Obama, The Unilateralist
The NY Times notices that Obama is side-stepping Congress.
And they applaud it:
One Saturday last fall, President Obama interrupted a White House strategy meeting to raise an issue not on the agenda. He declared, aides recalled, that the administration needed to more aggressively use executive power to govern in the face of Congressional obstructionism.
“We had been attempting to highlight the inability of Congress to do anything,” recalled William M. Daley, who was the White House chief of staff at the time. “The president expressed frustration, saying we have got to scour everything and push the envelope in finding things we can do on our own.”
For Mr. Obama, that meeting was a turning point. As a senator and presidential candidate, he had criticized George W. Bush for flouting the role of Congress. And during his first two years in the White House, when Democrats controlled Congress, Mr. Obama largely worked through the legislative process to achieve his domestic policy goals.
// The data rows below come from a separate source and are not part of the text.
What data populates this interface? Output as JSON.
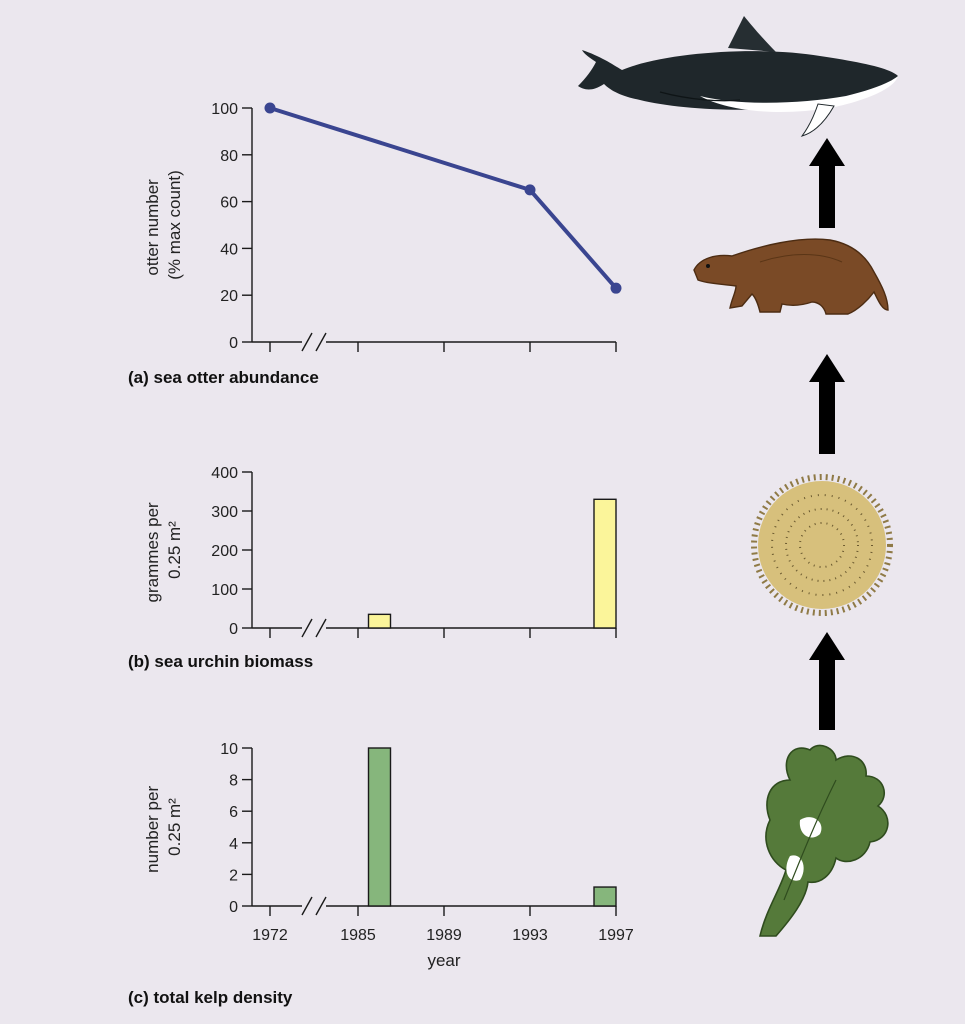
{
  "colors": {
    "background": "#ebe7ee",
    "otter_line": "#3a4590",
    "urchin_bar": "#fbf59a",
    "kelp_bar": "#86b67c",
    "arrow": "#000000"
  },
  "chart_data": [
    {
      "type": "line",
      "caption": "(a) sea otter abundance",
      "ylabel_lines": [
        "otter number",
        "(% max count)"
      ],
      "x": [
        1972,
        1993,
        1997
      ],
      "values": [
        100,
        65,
        23
      ],
      "ylim": [
        0,
        100
      ],
      "yticks": [
        0,
        20,
        40,
        60,
        80,
        100
      ]
    },
    {
      "type": "bar",
      "caption": "(b) sea urchin biomass",
      "ylabel_lines": [
        "grammes per",
        "0.25 m²"
      ],
      "x": [
        1986,
        1997
      ],
      "values": [
        35,
        330
      ],
      "ylim": [
        0,
        400
      ],
      "yticks": [
        0,
        100,
        200,
        300,
        400
      ]
    },
    {
      "type": "bar",
      "caption": "(c) total kelp density",
      "ylabel_lines": [
        "number per",
        "0.25 m²"
      ],
      "x": [
        1986,
        1997
      ],
      "values": [
        10,
        1.2
      ],
      "ylim": [
        0,
        10
      ],
      "yticks": [
        0,
        2,
        4,
        6,
        8,
        10
      ],
      "xlabel": "year",
      "xticks": [
        "1972",
        "1985",
        "1989",
        "1993",
        "1997"
      ]
    }
  ],
  "food_chain": [
    {
      "name": "orca",
      "icon": "orca-icon"
    },
    {
      "name": "sea otter",
      "icon": "sea-otter-icon"
    },
    {
      "name": "sea urchin",
      "icon": "sea-urchin-icon"
    },
    {
      "name": "kelp",
      "icon": "kelp-icon"
    }
  ]
}
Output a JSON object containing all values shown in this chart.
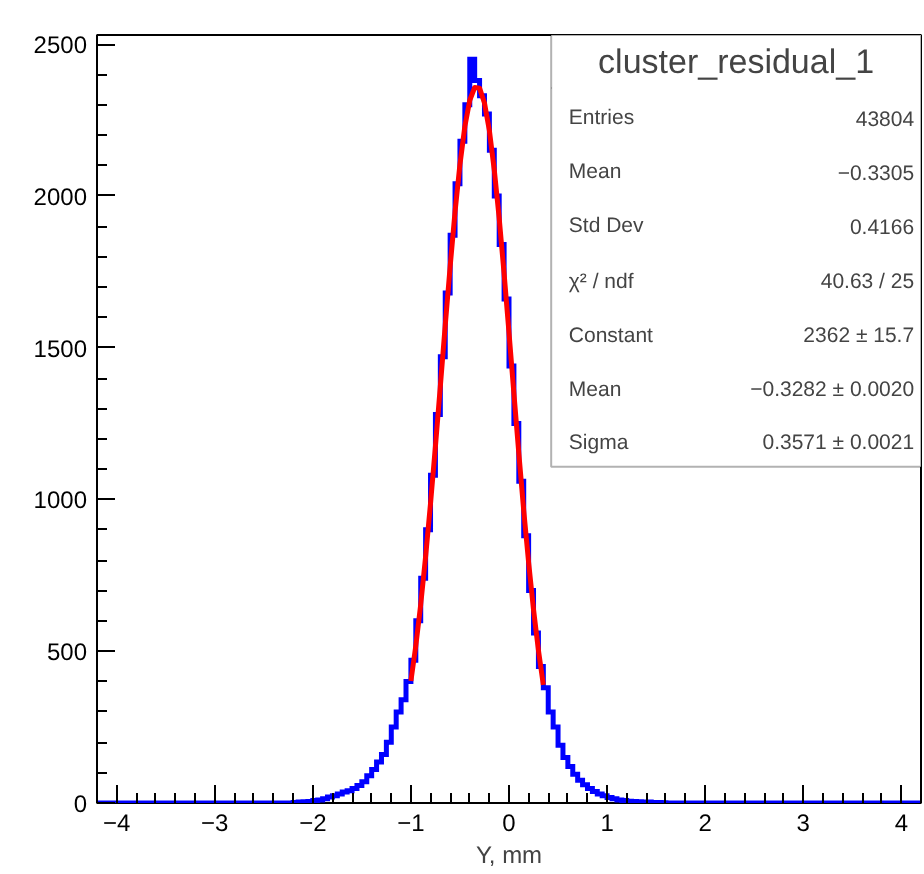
{
  "chart_data": {
    "type": "histogram",
    "title": "cluster_residual_1",
    "xlabel": "Y, mm",
    "bins": [
      -4.2,
      -2.2,
      -2.15,
      -2.1,
      -2.05,
      -2.0,
      -1.95,
      -1.9,
      -1.85,
      -1.8,
      -1.75,
      -1.7,
      -1.65,
      -1.6,
      -1.55,
      -1.5,
      -1.45,
      -1.4,
      -1.35,
      -1.3,
      -1.25,
      -1.2,
      -1.15,
      -1.1,
      -1.05,
      -1.0,
      -0.95,
      -0.9,
      -0.85,
      -0.8,
      -0.75,
      -0.7,
      -0.65,
      -0.6,
      -0.55,
      -0.5,
      -0.45,
      -0.4,
      -0.35,
      -0.3,
      -0.25,
      -0.2,
      -0.15,
      -0.1,
      -0.05,
      0.0,
      0.05,
      0.1,
      0.15,
      0.2,
      0.25,
      0.3,
      0.35,
      0.4,
      0.45,
      0.5,
      0.55,
      0.6,
      0.65,
      0.7,
      0.75,
      0.8,
      0.85,
      0.9,
      0.95,
      1.0,
      1.05,
      1.1,
      1.15,
      1.2,
      1.25,
      1.3,
      1.35,
      1.4,
      1.45,
      1.5,
      1.55,
      1.6,
      4.2
    ],
    "values": [
      0,
      2,
      3,
      4,
      5,
      8,
      10,
      14,
      20,
      24,
      30,
      36,
      40,
      48,
      58,
      70,
      90,
      110,
      135,
      160,
      200,
      250,
      300,
      340,
      400,
      470,
      600,
      740,
      900,
      1080,
      1280,
      1470,
      1680,
      1870,
      2040,
      2180,
      2300,
      2450,
      2380,
      2330,
      2270,
      2150,
      2000,
      1840,
      1660,
      1440,
      1250,
      1060,
      880,
      700,
      560,
      450,
      380,
      300,
      250,
      190,
      150,
      120,
      95,
      75,
      60,
      48,
      38,
      30,
      24,
      18,
      14,
      10,
      8,
      6,
      5,
      4,
      3,
      3,
      2,
      2,
      1,
      0
    ],
    "color": "#0000ff",
    "series": [
      {
        "type": "line",
        "color": "#ff0000",
        "x": [
          -1.0,
          -0.95,
          -0.9,
          -0.85,
          -0.8,
          -0.75,
          -0.7,
          -0.65,
          -0.6,
          -0.55,
          -0.5,
          -0.45,
          -0.4,
          -0.35,
          -0.3,
          -0.25,
          -0.2,
          -0.15,
          -0.1,
          -0.05,
          0.0,
          0.05,
          0.1,
          0.15,
          0.2,
          0.25,
          0.3,
          0.35
        ],
        "values": [
          402,
          518,
          654,
          812,
          987,
          1175,
          1373,
          1574,
          1767,
          1948,
          2104,
          2229,
          2315,
          2357,
          2355,
          2306,
          2215,
          2085,
          1926,
          1744,
          1549,
          1349,
          1152,
          964,
          792,
          637,
          503,
          389
        ]
      }
    ],
    "xlim": [
      -4.2,
      4.2
    ],
    "ylim": [
      0,
      2530
    ],
    "xticks": [
      -4,
      -3,
      -2,
      -1,
      0,
      1,
      2,
      3,
      4
    ],
    "yticks": [
      0,
      500,
      1000,
      1500,
      2000,
      2500
    ],
    "grid": false,
    "annotations": [
      "Entries",
      "43804",
      "Mean",
      "−0.3305",
      "Std Dev",
      "0.4166",
      "χ² / ndf",
      "40.63 / 25",
      "Constant",
      "2362 ± 15.7",
      "Mean",
      "−0.3282 ± 0.0020",
      "Sigma",
      "0.3571 ± 0.0021"
    ]
  }
}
But increasingly in recent months, the administration has been seeking ways to act without Congress. Branding its unilateral efforts “We Can’t Wait,” a slogan that aides said Mr. Obama coined at that strategy meeting, the White House has rolled out dozens of new policies — on creating jobs for veterans, preventing drug shortages, raising fuel economy standards, curbing domestic violence and more.
If the Republicans win in November, they can do whatever they want. No need to follow any sort of pre-arranged, Constitutionally-based, protocol.
This highlights the cynicism of the Democrats:
The sharpest legal criticism, however, came in January after Mr. Obama bypassed the Senate confirmation process to install four officials using his recess appointment powers, even though House Republicans had been forcing the Senate to hold “pro forma” sessions through its winter break to block such appointments.
Mr. Obama declared the sessions a sham, saying the Senate was really in the midst of a lengthy recess. His appointments are facing a legal challenge, and some liberals and many conservatives have warned that he set a dangerous precedent.
Senator Harry Reid of Nevada, the Senate Democratic leader, who essentially invented the pro forma session tactic late in Mr. Bush’s presidency, has not objected, however. Senate aides said Mr. Reid had told the White House that he would not oppose such appointments based on a memorandum from his counsel, Serena Hoy. She concluded that the longer the tactic went unchallenged, the harder it would be for any president to make recess appointments — a significant shift in the historic balance of power between the branches.
All of this fits perfectly with the John Yoo video a few posts down, and backs up what BTL and I have been saying since early in the 2008 Presidential campaign cycle. I have concluded that the US deserves what we have elected and am at peace with it, but I wonder sometimes about the bitterness that people will experience as they understand that we really don’t have the rule of law any longer.